À moins d'une semaine de la rentrée scolaire, l'académie de Toulouse est totalement déconnectée. La mise en sécurité et la coupure totale du réseau informatique du rectorat, consécutives à la cyberattaque d'ampleur subie par le ministère de l'Éducation nationale révélée le 31 juillet, privent les équipes de leurs outils de travail au moment le plus critique de l'année. Jennifer Pelissier, co-secrétaire de la FSU-SNUipp 31, détaille la situation.
Aucune communication officielle possible
« Il n'y a eu aucune communication officielle, tout simplement parce que tous nos canaux numériques sont coupés ! », explique Jennifer Pelissier. Les enseignants et personnels de l'Éducation nationale ne peuvent pas accéder à leur messagerie, au site de la DSDN ni à certains logiciels. « Plus rien ne fonctionne », constate-t-elle. Les syndicats ont été prévenus en début de semaine par le recteur.
Pour l'académie de Toulouse, l'une des plus touchées, aucun retour à la normale n'est prévu avant au moins deux semaines. « Nous allons donc faire la rentrée sans aucun outil numérique, avec tout ce que cela implique », prévient la syndicaliste.
Des conséquences concrètes pour les élèves et les familles
Concrètement, ce black-out rend impossible la prise de contact avec les familles, l'inscription d'un élève ou l'édition d'une liste de classe. Dans le premier degré, « nous allons nous débrouiller, mais il y aura des ratés », admet Jennifer Pelissier. En maternelle, certains parents n'auront pas reçu l'information pour les rentrées échelonnées. L'organisation de l'inclusion des enfants à besoins particuliers est également très compliquée, et des collègues ne connaissent pas encore leur affectation. La syndicaliste assure toutefois qu'« aucun enfant ne sera laissé au bord du chemin pour un problème informatique ».

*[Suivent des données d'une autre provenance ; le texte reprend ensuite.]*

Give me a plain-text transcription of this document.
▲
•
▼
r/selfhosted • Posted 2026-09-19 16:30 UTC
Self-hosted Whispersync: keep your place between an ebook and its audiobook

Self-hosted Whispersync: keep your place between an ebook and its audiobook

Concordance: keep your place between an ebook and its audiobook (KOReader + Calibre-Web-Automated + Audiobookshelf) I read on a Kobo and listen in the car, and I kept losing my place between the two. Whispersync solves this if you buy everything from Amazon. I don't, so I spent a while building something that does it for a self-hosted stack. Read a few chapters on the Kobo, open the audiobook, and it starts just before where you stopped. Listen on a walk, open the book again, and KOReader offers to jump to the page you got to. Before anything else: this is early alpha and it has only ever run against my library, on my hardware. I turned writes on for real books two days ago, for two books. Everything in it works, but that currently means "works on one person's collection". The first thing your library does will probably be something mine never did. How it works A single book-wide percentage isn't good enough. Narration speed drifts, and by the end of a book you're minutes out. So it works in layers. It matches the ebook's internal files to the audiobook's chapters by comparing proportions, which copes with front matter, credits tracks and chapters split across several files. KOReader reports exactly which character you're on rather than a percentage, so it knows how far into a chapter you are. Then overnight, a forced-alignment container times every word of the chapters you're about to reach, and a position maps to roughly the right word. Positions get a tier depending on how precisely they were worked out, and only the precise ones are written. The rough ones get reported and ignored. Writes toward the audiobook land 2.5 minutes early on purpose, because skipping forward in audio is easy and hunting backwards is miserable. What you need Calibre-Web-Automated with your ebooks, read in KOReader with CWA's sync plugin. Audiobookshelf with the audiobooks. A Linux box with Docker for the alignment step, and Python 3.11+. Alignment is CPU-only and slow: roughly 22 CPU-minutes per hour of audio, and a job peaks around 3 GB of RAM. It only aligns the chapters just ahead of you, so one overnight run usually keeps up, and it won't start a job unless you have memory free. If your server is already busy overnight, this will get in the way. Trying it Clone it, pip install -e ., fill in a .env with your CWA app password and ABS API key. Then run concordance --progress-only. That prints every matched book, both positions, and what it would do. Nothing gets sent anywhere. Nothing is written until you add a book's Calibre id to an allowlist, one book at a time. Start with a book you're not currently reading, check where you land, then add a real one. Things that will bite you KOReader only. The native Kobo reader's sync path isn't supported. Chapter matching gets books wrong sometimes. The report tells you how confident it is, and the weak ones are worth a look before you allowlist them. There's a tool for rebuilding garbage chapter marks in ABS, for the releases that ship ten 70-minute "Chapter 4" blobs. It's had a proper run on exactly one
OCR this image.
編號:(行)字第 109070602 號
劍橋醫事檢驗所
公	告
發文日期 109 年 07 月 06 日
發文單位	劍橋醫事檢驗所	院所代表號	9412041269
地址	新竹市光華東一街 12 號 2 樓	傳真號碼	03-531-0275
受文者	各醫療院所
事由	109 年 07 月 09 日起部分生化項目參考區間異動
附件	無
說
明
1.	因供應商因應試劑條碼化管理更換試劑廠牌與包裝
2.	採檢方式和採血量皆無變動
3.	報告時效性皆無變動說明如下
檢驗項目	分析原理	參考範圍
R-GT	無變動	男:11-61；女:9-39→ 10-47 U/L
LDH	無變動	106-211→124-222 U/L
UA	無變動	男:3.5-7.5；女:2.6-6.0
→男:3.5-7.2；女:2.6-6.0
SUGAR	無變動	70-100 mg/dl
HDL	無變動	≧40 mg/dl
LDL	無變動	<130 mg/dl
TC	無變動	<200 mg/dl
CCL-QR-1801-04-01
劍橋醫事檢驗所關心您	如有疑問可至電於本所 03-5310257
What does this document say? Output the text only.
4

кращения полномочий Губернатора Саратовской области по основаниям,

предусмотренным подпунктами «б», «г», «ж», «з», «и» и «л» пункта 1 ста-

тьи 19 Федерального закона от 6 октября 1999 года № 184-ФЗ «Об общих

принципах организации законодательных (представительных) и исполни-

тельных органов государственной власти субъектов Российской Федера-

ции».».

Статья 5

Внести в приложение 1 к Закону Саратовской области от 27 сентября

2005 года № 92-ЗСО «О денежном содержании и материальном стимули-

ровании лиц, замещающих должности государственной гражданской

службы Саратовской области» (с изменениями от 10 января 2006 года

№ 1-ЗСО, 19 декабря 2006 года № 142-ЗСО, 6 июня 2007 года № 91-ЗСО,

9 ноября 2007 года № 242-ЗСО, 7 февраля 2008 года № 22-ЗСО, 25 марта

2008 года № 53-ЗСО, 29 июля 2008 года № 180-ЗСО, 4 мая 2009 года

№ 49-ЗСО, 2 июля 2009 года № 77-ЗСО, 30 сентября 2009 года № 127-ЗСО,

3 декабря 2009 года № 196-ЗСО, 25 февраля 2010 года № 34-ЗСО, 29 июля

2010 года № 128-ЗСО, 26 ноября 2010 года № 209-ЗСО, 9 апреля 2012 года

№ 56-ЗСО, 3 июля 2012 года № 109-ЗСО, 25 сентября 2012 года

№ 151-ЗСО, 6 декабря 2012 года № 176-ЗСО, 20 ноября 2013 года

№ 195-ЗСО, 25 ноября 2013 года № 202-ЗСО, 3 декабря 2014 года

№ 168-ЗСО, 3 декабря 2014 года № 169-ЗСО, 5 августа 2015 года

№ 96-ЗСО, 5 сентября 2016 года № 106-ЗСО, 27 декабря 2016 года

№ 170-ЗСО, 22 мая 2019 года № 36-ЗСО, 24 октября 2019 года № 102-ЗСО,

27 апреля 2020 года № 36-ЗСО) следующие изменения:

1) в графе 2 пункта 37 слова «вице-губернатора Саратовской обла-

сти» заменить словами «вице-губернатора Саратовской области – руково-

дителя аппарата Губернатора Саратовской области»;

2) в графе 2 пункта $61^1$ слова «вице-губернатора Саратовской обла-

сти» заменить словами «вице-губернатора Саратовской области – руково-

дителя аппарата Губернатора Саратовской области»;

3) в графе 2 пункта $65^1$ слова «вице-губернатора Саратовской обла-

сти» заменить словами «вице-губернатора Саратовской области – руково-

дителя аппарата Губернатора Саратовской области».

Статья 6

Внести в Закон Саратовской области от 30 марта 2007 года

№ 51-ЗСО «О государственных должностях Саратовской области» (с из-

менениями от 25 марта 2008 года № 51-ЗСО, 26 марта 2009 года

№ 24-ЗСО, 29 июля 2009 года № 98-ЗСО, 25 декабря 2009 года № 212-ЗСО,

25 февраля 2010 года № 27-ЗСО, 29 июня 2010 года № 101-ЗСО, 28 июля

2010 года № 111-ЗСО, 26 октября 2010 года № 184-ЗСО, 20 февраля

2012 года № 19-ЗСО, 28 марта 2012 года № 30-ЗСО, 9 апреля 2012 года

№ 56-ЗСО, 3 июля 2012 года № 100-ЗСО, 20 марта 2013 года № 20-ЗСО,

Dans le second degré, l'impossibilité d'éditer les emplois du temps ou les cartes de cantine risque d'être plus problématique. « Beaucoup de choses se retrouvent complètement bloquées », souligne-t-elle. Des problèmes d'affectation pourraient aussi survenir, certains enseignants ne sachant pas encore dans quel établissement ils doivent se rendre. « Nous espérons que les parents se montreront compréhensifs, car ce sont une fois de plus les personnels qui subissent les conséquences du manque d'investissement chronique dans nos systèmes informatiques », ajoute-t-elle.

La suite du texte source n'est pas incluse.